Even today’s remnants of the cooperative movement do not provide the most inspiring of lessons. The only survivor of the 1940s experiment is Group Health Cooperative of Puget Sound. It is a well-regarded HMO, paying doctors on a salaried basis but, unfortunately, is now little different from other nonprofit HMOs, with around a half million members in Idaho and Washington State. By contrast, WellPoint—the nation’s largest insurer and a major force behind the defeat of health care reform in another West Coast state, California—has more than 33 million members.
Finally, and most important, the prospect for cost restraint and quality improvement under these proposals would be limited. Medicare has increasingly out-performed private plans in restraining the rate of increase of health spending while maintaining broad access. A new public plan could draw on Medicare’s experience, as well as the experience of the national VHA system, to improve its cost-control methods and enhance the quality of care. By contrast, cooperatives, if established after a potentially lengthy period of development, would be relatively small and scattered and therefore lack the means to restrain cost increases or drive delivery or payment reforms on a broad scale. (pp. 13-14)
Hacker concludes:
That the two bills under consideration in the House and Senate contain a public health insurance option is considerable cause for celebration. Yet it is no cause for
complacency, because the Senate Finance Committee appears unlikely to produce a bill that contains a true public plan. If, as expected, the Committee endorses federally promoted health cooperatives, they should be understood for what they are: an effort to kill the public plan and, with it, the prospect of an effective competitor to consolidated insurance companies that have too often failed to provide affordable health security.

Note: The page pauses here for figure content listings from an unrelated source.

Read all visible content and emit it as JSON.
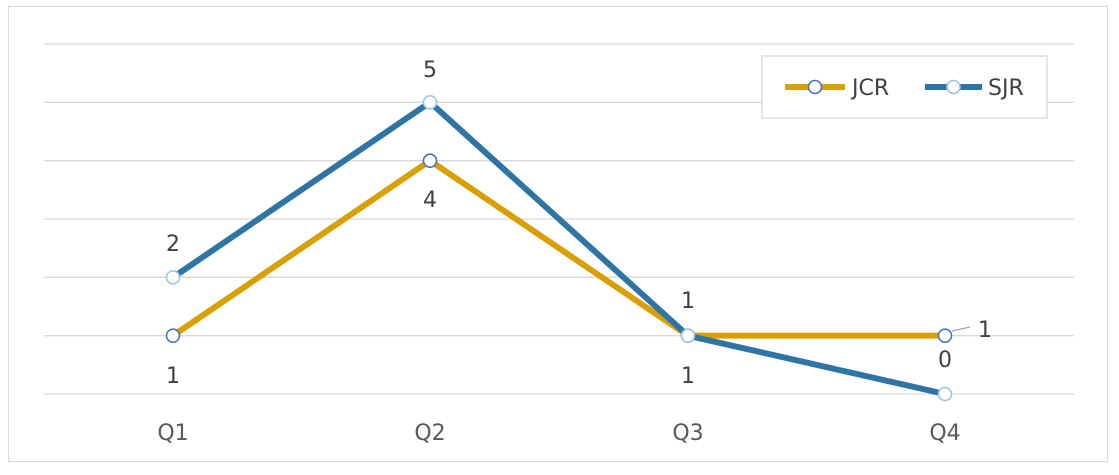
{
  "chart_data": {
    "type": "line",
    "categories": [
      "Q1",
      "Q2",
      "Q3",
      "Q4"
    ],
    "series": [
      {
        "name": "JCR",
        "values": [
          1,
          4,
          1,
          1
        ],
        "color": "#D9A004",
        "marker_color": "#4472C4"
      },
      {
        "name": "SJR",
        "values": [
          2,
          5,
          1,
          0
        ],
        "color": "#2E75A6",
        "marker_color": "#9DC3E6"
      }
    ],
    "ylim": [
      0,
      6
    ],
    "grid": true,
    "legend": "top-right",
    "data_labels": [
      {
        "series": "JCR",
        "index": 0,
        "text": "1"
      },
      {
        "series": "JCR",
        "index": 1,
        "text": "4"
      },
      {
        "series": "JCR",
        "index": 2,
        "text": "1"
      },
      {
        "series": "JCR",
        "index": 3,
        "text": "1"
      },
      {
        "series": "SJR",
        "index": 0,
        "text": "2"
      },
      {
        "series": "SJR",
        "index": 1,
        "text": "5"
      },
      {
        "series": "SJR",
        "index": 2,
        "text": "1"
      },
      {
        "series": "SJR",
        "index": 3,
        "text": "0"
      }
    ]
  }
}
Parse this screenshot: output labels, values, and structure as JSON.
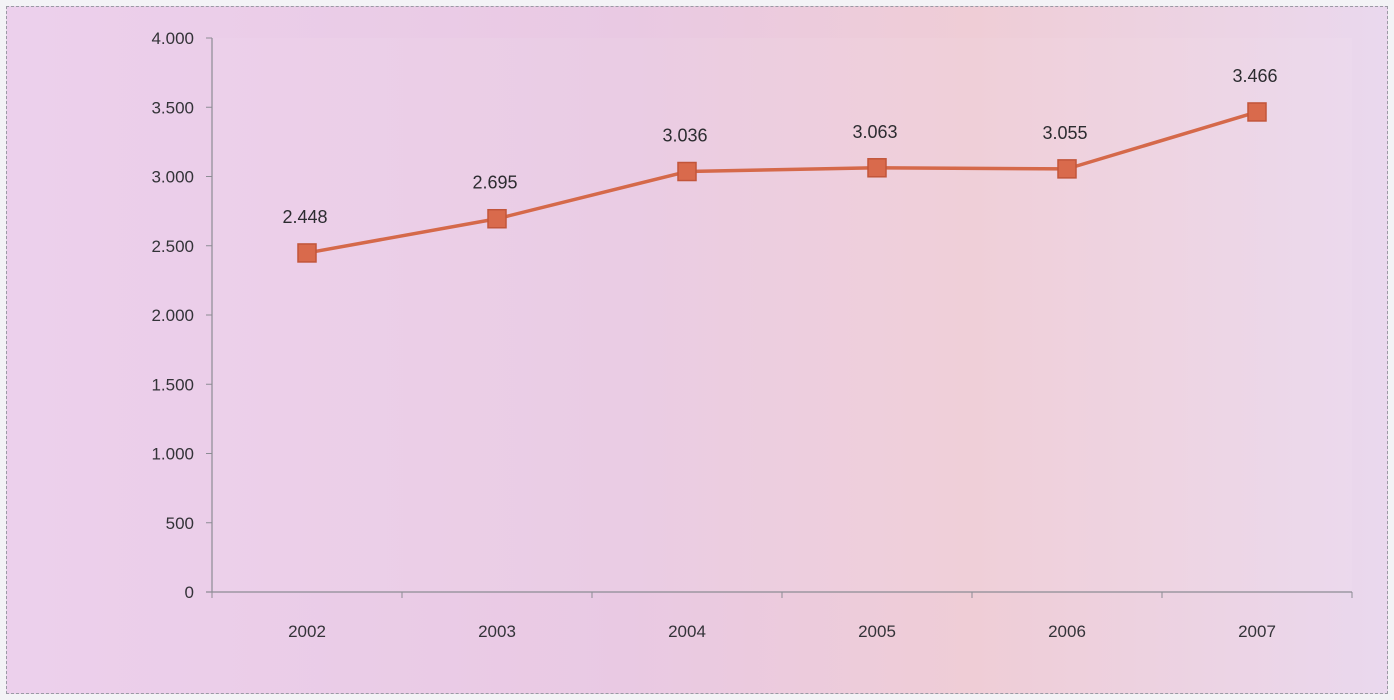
{
  "chart_data": {
    "type": "line",
    "categories": [
      "2002",
      "2003",
      "2004",
      "2005",
      "2006",
      "2007"
    ],
    "series": [
      {
        "values": [
          2448,
          2695,
          3036,
          3063,
          3055,
          3466
        ],
        "data_labels": [
          "2.448",
          "2.695",
          "3.036",
          "3.063",
          "3.055",
          "3.466"
        ],
        "color": "#d5694a",
        "marker": "square"
      }
    ],
    "y_ticks": [
      0,
      500,
      1000,
      1500,
      2000,
      2500,
      3000,
      3500,
      4000
    ],
    "y_tick_labels": [
      "0",
      "500",
      "1.000",
      "1.500",
      "2.000",
      "2.500",
      "3.000",
      "3.500",
      "4.000"
    ],
    "ylim": [
      0,
      4000
    ],
    "title": "",
    "xlabel": "",
    "ylabel": "",
    "grid": false,
    "legend": "none"
  },
  "colors": {
    "axis": "#8c8c94",
    "series_line": "#d5694a",
    "marker_fill": "#d96a4c",
    "marker_stroke": "#c2553a"
  }
}
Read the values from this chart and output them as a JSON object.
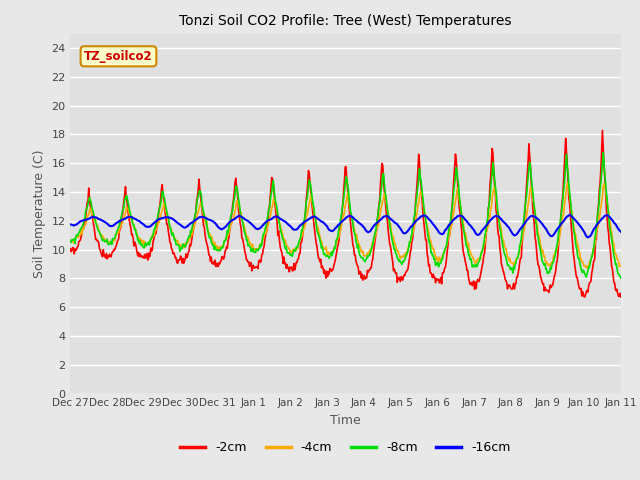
{
  "title": "Tonzi Soil CO2 Profile: Tree (West) Temperatures",
  "xlabel": "Time",
  "ylabel": "Soil Temperature (C)",
  "ylim": [
    0,
    25
  ],
  "yticks": [
    0,
    2,
    4,
    6,
    8,
    10,
    12,
    14,
    16,
    18,
    20,
    22,
    24
  ],
  "fig_bg": "#e8e8e8",
  "plot_bg": "#e0e0e0",
  "legend_label": "TZ_soilco2",
  "legend_bg": "#ffffcc",
  "legend_border": "#cc8800",
  "series_labels": [
    "-2cm",
    "-4cm",
    "-8cm",
    "-16cm"
  ],
  "series_colors": [
    "#ff0000",
    "#ffaa00",
    "#00dd00",
    "#0000ff"
  ],
  "series_linewidths": [
    1.2,
    1.2,
    1.2,
    1.5
  ],
  "tick_dates": [
    "Dec 27",
    "Dec 28",
    "Dec 29",
    "Dec 30",
    "Dec 31",
    "Jan 1",
    "Jan 2",
    "Jan 3",
    "Jan 4",
    "Jan 5",
    "Jan 6",
    "Jan 7",
    "Jan 8",
    "Jan 9",
    "Jan 10",
    "Jan 11"
  ],
  "tick_positions": [
    0,
    1,
    2,
    3,
    4,
    5,
    6,
    7,
    8,
    9,
    10,
    11,
    12,
    13,
    14,
    15
  ]
}
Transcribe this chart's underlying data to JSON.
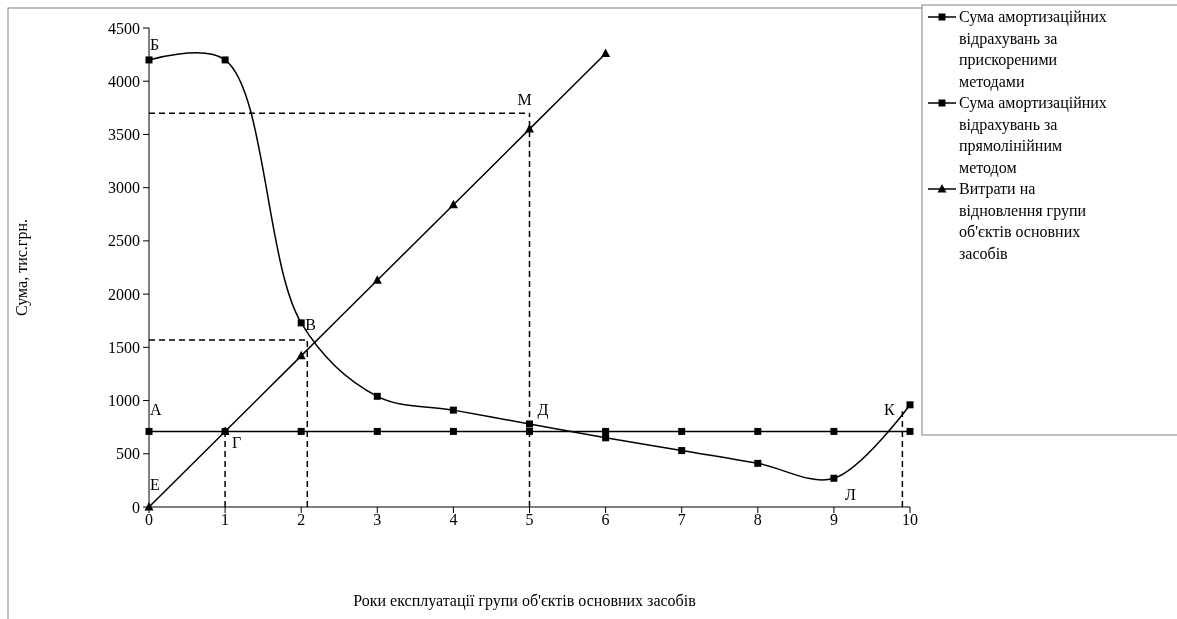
{
  "chart_data": {
    "type": "line",
    "xlabel": "Роки експлуатації групи об'єктів основних засобів",
    "ylabel": "Сума, тис.грн.",
    "xlim": [
      0,
      10
    ],
    "xticks": [
      0,
      1,
      2,
      3,
      4,
      5,
      6,
      7,
      8,
      9,
      10
    ],
    "ylim": [
      0,
      4500
    ],
    "yticks": [
      0,
      500,
      1000,
      1500,
      2000,
      2500,
      3000,
      3500,
      4000,
      4500
    ],
    "grid": false,
    "legend": "right",
    "series": [
      {
        "name": "Сума амортизаційних відрахувань за прискореними методами",
        "color": "#000000",
        "marker": "square",
        "x": [
          0,
          1,
          2,
          3,
          4,
          5,
          6,
          7,
          8,
          9,
          10
        ],
        "values": [
          4200,
          4200,
          1730,
          1040,
          910,
          780,
          650,
          530,
          410,
          270,
          960
        ]
      },
      {
        "name": "Сума амортизаційних відрахувань за прямолінійним методом",
        "color": "#000000",
        "marker": "square",
        "x": [
          0,
          1,
          2,
          3,
          4,
          5,
          6,
          7,
          8,
          9,
          10
        ],
        "values": [
          710,
          710,
          710,
          710,
          710,
          710,
          710,
          710,
          710,
          710,
          710
        ]
      },
      {
        "name": "Витрати на відновлення групи об'єктів основних засобів",
        "color": "#000000",
        "marker": "triangle",
        "x": [
          0,
          1,
          2,
          3,
          4,
          5,
          6
        ],
        "values": [
          0,
          710,
          1420,
          2130,
          2840,
          3550,
          4260
        ]
      },
      {
        "color": "#000000",
        "marker": "none",
        "line_style": "dashed",
        "x": [
          0,
          5
        ],
        "values": [
          3700,
          3700
        ]
      },
      {
        "color": "#000000",
        "marker": "none",
        "line_style": "dashed",
        "x": [
          5,
          5
        ],
        "values": [
          0,
          3700
        ]
      },
      {
        "color": "#000000",
        "marker": "none",
        "line_style": "dashed",
        "x": [
          0,
          2.08
        ],
        "values": [
          1570,
          1570
        ]
      },
      {
        "color": "#000000",
        "marker": "none",
        "line_style": "dashed",
        "x": [
          2.08,
          2.08
        ],
        "values": [
          0,
          1570
        ]
      },
      {
        "color": "#000000",
        "marker": "none",
        "line_style": "dashed",
        "x": [
          1,
          1
        ],
        "values": [
          0,
          710
        ]
      },
      {
        "color": "#000000",
        "marker": "none",
        "line_style": "dashed",
        "x": [
          9.9,
          9.9
        ],
        "values": [
          0,
          900
        ]
      }
    ],
    "annotations": [
      {
        "text": "Б",
        "x": 0,
        "y": 4200
      },
      {
        "text": "М",
        "x": 5,
        "y": 3700
      },
      {
        "text": "В",
        "x": 2,
        "y": 1730
      },
      {
        "text": "А",
        "x": 0,
        "y": 710
      },
      {
        "text": "Г",
        "x": 1,
        "y": 710
      },
      {
        "text": "Д",
        "x": 5,
        "y": 780
      },
      {
        "text": "Е",
        "x": 0,
        "y": 0
      },
      {
        "text": "К",
        "x": 10,
        "y": 960
      },
      {
        "text": "Л",
        "x": 9,
        "y": 270
      }
    ]
  }
}
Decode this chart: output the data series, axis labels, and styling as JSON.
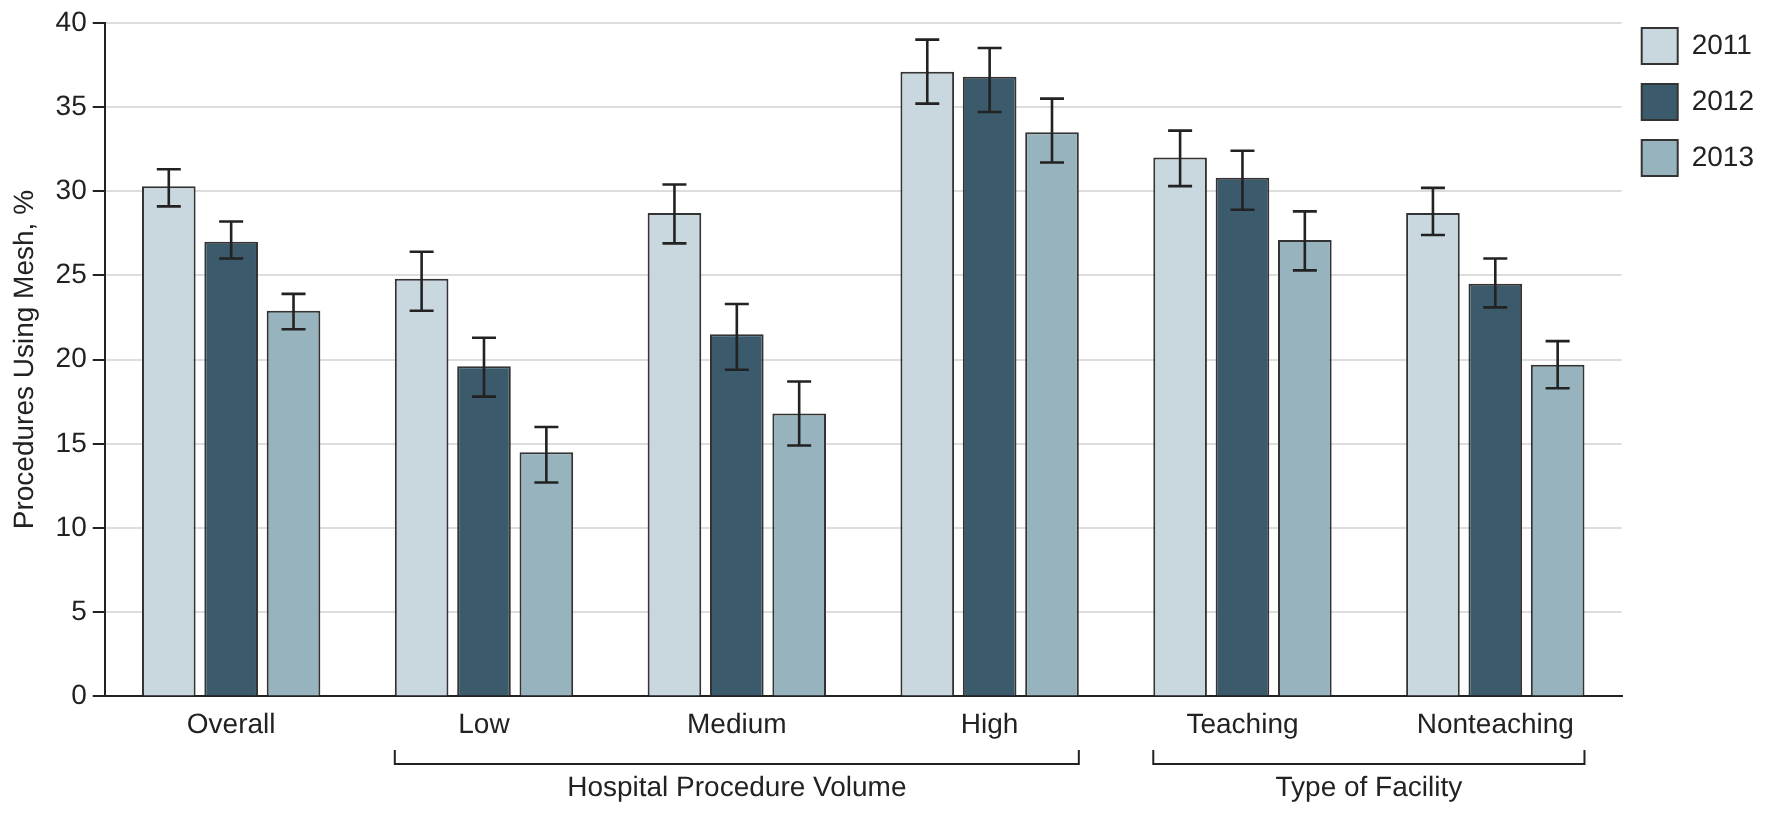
{
  "chart_data": {
    "type": "bar",
    "ylabel": "Procedures Using Mesh, %",
    "categories": [
      "Overall",
      "Low",
      "Medium",
      "High",
      "Teaching",
      "Nonteaching"
    ],
    "series": [
      {
        "name": "2011",
        "color": "#c9d8df",
        "values": [
          30.3,
          24.8,
          28.7,
          37.1,
          32.0,
          28.7
        ],
        "errors": [
          [
            29.1,
            31.3
          ],
          [
            22.9,
            26.4
          ],
          [
            26.9,
            30.4
          ],
          [
            35.2,
            39.0
          ],
          [
            30.3,
            33.6
          ],
          [
            27.4,
            30.2
          ]
        ]
      },
      {
        "name": "2012",
        "color": "#3b5a6b",
        "values": [
          27.0,
          19.6,
          21.5,
          36.8,
          30.8,
          24.5
        ],
        "errors": [
          [
            26.0,
            28.2
          ],
          [
            17.8,
            21.3
          ],
          [
            19.4,
            23.3
          ],
          [
            34.7,
            38.5
          ],
          [
            28.9,
            32.4
          ],
          [
            23.1,
            26.0
          ]
        ]
      },
      {
        "name": "2013",
        "color": "#97b3bd",
        "values": [
          22.9,
          14.5,
          16.8,
          33.5,
          27.1,
          19.7
        ],
        "errors": [
          [
            21.8,
            23.9
          ],
          [
            12.7,
            16.0
          ],
          [
            14.9,
            18.7
          ],
          [
            31.7,
            35.5
          ],
          [
            25.3,
            28.8
          ],
          [
            18.3,
            21.1
          ]
        ]
      }
    ],
    "ylim": [
      0,
      40
    ],
    "yticks": [
      0,
      5,
      10,
      15,
      20,
      25,
      30,
      35,
      40
    ],
    "grid": "y",
    "legend": "top right",
    "annotations": [
      "Hospital Procedure Volume",
      "Type of Facility"
    ]
  }
}
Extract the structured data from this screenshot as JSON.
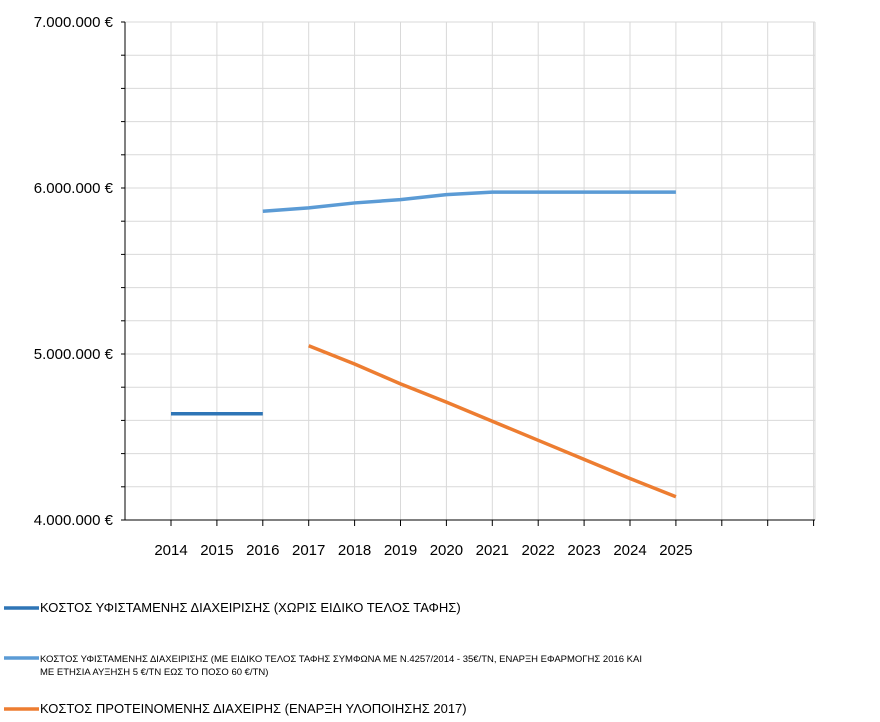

Cooperatives have been forwarded as a solution to a political problem--how to get Republicans on board--and even in that have proven a failure. They are not a policy solution, and aren't a viable alternative. That's the bottom line, if this reform is going to be real.
Hacker does a good job of reiterating that the public option isn't just a political bargaining chip--that it is absolutely essential part of all of the bills that have thus far made it out of committee (though the House bills are stronger than the Senate bill--check his paper for the details on that) and is an essential part of lowering costs throughout the entire system. We're not just fighting for this to create some kind of political litmus test--we're fighting for this because it's what can work, and work fairly.